Dos eventos opuestos marcan el fin de semana en España: masiva concentración de María Corina Machado en Madrid y cumbre progresista en Barcelona
Madrid/Barcelona, 20 de abril de 2026 — El pasado fin de semana España fue escenario de dos eventos políticos internacionales de signo contrario que reflejaron la polarización actual en el panorama global.
En Madrid, la líder opositora venezolana y Premio Nobel de la Paz María Corina Machado reunió a miles de personas, principalmente de la diáspora venezolana, en la emblemática Puerta del Sol. Acompañada por figuras de la derecha española como la presidenta de la Comunidad de Madrid, Isabel Díaz Ayuso, Machado recibió la Medalla de Oro de Madrid y la Llave de Oro de la ciudad. Desde el balcón, la opositora pronunció un emotivo discurso en el que afirmó que “hoy comienza nuestro retorno” a Venezuela y llamó a preparar el regreso con elecciones libres y justas. La concentración se convirtió en un baño de masas con banderas venezolanas y muestras de apoyo entusiasta.
Machado, que rechazó reunirse con el presidente del Gobierno español Pedro Sánchez, mantuvo encuentros con líderes del Partido Popular (PP) y Vox, consolidando así su respaldo en los sectores de la derecha española.
Paralelamente, en Barcelona, la izquierda internacional celebró la IV Reunión en Defensa de la Democracia y la Global Progressive Mobilisation (Movilización Progresista Global), convocadas por el presidente Pedro Sánchez junto al mandatario brasileño Luiz Inácio Lula da Silva.

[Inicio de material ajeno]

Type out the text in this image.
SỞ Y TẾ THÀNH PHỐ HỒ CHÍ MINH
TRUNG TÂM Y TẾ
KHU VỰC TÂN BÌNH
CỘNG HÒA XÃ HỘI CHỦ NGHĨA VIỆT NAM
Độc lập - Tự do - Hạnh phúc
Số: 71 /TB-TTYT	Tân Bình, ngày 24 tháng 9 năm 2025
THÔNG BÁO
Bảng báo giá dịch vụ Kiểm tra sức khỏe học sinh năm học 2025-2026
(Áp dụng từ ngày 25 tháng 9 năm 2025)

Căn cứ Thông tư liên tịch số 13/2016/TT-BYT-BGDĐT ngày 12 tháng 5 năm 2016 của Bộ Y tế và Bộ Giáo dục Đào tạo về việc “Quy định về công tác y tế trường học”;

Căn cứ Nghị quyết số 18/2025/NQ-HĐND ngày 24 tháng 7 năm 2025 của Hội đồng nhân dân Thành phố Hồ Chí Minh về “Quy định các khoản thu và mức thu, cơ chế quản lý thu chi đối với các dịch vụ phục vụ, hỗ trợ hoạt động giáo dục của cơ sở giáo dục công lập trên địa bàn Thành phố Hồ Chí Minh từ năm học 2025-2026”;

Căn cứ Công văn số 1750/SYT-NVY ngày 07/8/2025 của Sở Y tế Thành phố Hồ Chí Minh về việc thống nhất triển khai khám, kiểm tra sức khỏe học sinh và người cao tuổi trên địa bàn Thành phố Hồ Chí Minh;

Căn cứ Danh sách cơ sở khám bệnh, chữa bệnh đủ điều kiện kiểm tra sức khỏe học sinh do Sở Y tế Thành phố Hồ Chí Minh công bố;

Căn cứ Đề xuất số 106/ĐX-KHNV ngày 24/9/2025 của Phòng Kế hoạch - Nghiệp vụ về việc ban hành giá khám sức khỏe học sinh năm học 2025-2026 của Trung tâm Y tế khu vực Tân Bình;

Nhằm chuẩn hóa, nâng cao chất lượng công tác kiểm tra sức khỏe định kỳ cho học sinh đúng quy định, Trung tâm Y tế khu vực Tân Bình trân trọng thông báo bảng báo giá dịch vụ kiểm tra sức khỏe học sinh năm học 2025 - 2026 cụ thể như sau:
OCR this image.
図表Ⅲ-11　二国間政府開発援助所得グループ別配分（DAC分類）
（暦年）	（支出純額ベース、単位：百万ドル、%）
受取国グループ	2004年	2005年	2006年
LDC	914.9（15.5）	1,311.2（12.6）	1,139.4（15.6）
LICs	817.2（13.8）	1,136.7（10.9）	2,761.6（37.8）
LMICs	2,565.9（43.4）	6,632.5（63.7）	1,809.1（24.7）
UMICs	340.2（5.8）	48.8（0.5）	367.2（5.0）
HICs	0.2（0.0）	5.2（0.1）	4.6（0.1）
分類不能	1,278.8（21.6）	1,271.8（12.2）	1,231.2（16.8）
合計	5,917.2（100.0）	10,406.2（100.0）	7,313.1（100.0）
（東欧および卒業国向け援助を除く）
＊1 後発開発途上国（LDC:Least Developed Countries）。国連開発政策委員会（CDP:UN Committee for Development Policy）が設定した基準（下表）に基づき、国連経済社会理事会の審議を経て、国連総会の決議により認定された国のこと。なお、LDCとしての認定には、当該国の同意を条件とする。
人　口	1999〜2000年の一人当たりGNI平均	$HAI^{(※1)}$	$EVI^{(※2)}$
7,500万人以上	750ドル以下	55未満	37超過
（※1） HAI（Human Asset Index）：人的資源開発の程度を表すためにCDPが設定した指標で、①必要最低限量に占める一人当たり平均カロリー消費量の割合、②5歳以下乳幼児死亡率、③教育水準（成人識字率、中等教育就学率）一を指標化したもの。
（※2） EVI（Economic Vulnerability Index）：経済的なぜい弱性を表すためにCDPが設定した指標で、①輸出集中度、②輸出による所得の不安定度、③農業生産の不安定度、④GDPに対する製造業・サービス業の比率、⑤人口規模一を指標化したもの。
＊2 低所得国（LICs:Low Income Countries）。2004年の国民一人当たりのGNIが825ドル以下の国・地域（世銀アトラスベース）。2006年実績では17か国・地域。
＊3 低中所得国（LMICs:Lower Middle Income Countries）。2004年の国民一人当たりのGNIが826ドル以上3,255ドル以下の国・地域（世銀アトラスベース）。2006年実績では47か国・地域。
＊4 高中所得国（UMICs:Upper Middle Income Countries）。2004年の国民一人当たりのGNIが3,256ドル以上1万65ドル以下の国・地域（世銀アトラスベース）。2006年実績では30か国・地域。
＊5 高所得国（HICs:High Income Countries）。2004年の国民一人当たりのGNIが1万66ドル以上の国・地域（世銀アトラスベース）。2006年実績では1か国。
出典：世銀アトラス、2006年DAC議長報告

El evento reunió a líderes progresistas como la presidenta de México Claudia Sheinbaum, el presidente de Colombia Gustavo Petro y otros mandatarios y representantes de más de 40 países. Con más de 5.000 asistentes en la Fira de Barcelona, los participantes debatieron estrategias para frenar el avance de la ultraderecha, defender el multilateralismo, la justicia social y hacer frente a lo que definieron como “ola reaccionaria”. Sánchez cerró el acto asegurando que “no gritan porque estén ganando, gritan porque saben que su tiempo se acaba”.
Mientras en Madrid la plaza se llenó de entusiasmo y energía popular, en Barcelona el encuentro se desarrolló en salones cerrados de un centro de convenciones, con intervenciones protocolarias y debates internos entre líderes y activistas.
Estos dos eventos simultáneos han sido interpretados por analistas como un reflejo del momento político internacional: por un lado, el fuerte respaldo popular y mediático que sigue concitando la oposición venezolana en el exilio; por otro, los esfuerzos de la izquierda mundial por reagruparse ante la pérdida de terreno electoral que experimenta en varios países del mundo en los últimos años.
El contraste entre la masiva concentración al aire libre en Puerta del Sol y la cumbre a puerta cerrada en Barcelona ha generado comentarios en redes sociales y medios, destacando las diferentes formas de conectar con la ciudadanía que exhiben ambos lados del espectro político.
Ambos actos concluyeron el sábado 18 de abril, dejando abierta la discusión sobre el rumbo que tomarán las fuerzas políticas progresistas y conservadoras en el escenario global actual.